ESCUTAR A ESCRITA
Identidades, poetas, Amin Maalouf, lobulophone, uma trilogia no seu tomo inaugural, fado/não fado/pós-fado, imagens de telemóvel, maracujás do Alasca e giestas de Singapura. É destas matérias que se faz Não Sou Daqui, o quinto álbum de Amélia Muge, outro “espaço de fronteira” na canção moderna portuguesa para o qual ela sugere duas ou três chaves de entrada.
Quando se dá a um álbum um título como Não Sou Daqui, isso autoriza logo uma série de interpretações possíveis: “não sou deste mundo”, “não sou de Portugal”, “não sou deste tempo”, “não sou do lugar onde me querem arrumar”... quis dizer exactamente o quê?
Ao dizer “não sou daqui”, estou a dizer outra verdade: estou lá. Em última análise, podemos ir parar a outro grande chavão: a identidade é sempre algo em trânsito.
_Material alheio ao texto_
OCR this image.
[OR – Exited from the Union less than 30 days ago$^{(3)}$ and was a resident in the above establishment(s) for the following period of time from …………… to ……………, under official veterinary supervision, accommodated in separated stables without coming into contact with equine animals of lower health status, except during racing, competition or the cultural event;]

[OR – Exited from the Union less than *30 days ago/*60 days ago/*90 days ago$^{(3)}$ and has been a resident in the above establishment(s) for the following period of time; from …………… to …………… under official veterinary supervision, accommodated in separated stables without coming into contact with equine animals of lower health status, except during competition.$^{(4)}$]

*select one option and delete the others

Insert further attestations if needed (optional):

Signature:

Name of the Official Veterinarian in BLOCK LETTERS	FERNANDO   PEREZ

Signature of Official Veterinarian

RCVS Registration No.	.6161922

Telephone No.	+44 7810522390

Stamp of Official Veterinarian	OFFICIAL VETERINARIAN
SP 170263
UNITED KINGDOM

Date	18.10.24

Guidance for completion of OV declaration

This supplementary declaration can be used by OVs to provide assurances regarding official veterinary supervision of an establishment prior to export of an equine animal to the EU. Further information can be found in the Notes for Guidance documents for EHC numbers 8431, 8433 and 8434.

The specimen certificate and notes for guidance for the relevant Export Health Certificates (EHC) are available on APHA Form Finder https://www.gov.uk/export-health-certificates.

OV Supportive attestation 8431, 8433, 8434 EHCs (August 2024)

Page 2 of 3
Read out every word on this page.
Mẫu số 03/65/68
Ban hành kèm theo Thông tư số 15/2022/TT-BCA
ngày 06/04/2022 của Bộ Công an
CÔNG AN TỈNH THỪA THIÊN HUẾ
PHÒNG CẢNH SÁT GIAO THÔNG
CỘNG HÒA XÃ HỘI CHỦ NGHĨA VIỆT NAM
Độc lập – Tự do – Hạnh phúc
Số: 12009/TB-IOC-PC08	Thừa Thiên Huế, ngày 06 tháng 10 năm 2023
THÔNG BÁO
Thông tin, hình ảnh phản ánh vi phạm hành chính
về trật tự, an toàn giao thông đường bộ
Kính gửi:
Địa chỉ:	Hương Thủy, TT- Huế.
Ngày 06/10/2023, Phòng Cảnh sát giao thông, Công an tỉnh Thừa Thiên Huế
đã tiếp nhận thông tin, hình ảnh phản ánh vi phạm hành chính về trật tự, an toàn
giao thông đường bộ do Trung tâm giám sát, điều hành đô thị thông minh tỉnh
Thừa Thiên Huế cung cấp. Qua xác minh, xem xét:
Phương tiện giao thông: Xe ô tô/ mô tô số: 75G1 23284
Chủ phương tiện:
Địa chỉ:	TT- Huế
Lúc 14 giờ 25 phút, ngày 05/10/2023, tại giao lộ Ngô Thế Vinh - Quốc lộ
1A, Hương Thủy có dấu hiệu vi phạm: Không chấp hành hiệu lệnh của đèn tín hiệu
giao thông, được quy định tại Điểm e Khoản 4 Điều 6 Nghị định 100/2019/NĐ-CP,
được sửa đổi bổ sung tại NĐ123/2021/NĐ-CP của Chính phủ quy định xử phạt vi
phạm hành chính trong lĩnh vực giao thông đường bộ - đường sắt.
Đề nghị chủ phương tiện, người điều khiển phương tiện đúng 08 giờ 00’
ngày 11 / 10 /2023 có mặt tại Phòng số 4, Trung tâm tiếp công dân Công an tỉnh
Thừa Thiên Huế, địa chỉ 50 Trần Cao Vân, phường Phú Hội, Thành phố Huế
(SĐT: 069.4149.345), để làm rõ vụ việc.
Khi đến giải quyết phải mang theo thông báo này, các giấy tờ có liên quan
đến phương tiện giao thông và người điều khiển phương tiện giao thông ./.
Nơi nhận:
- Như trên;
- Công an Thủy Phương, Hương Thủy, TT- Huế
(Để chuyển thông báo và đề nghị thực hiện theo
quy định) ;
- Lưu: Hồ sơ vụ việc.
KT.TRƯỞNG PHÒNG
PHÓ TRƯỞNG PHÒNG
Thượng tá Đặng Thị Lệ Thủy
Também se pode ir às questões artísticas e reflectir se, num mercado cultural em nos situamos um pouco à margem, isso significa que não estamos nele. Não só estamos como estamos com um estatuto que varia entre a exclusão e a desigualdade (risos).
Essa questão das identidades está bastante entranhada em todo o disco: desde a primeira canção (“Sete Portas Tenho Em Casa”) onde baralha e confunde marcas e referências de lugares diversos até à citação das Identidades Assassinas, do Amin Maalouf, na contracapa do “booklet”: “se os fanáticos de todas as cores conseguem tão facilmente impor-se como os defensores da identidade, é porque a concepção ‘tribal’ da identidade que prevalece ainda no mundo inteiro favorece tal deriva”... aliás, dizer “não sou daqui” não é largar uma identidade e procurar outra?
Ou, então, dizer que, para haver um espaço de todos, esse espaço não será de ninguém. Já não será uma soma de culturas e identidades mas outra coisa. Habitualmente, as identidades são reservadas para os humanos, nunca se diz que um livro tem uma identidade, tem um título. E, muitas vezes, passa-se o contrário: há certos livros que têm muito mais identidade do que muitas pessoas que são apenas um título. Neste disco, essa reflexão será muito mais evidente porque parto de uma ideia de canção da qual procuro aperceber-me da identidade. E, ao aperceber-me de que aí já existe, no mínimo, um espaço de fronteira, de hibridação ou de mestiçagem, ficam muito mais nítidos esses conceitos através dos quais pensamos a identidade.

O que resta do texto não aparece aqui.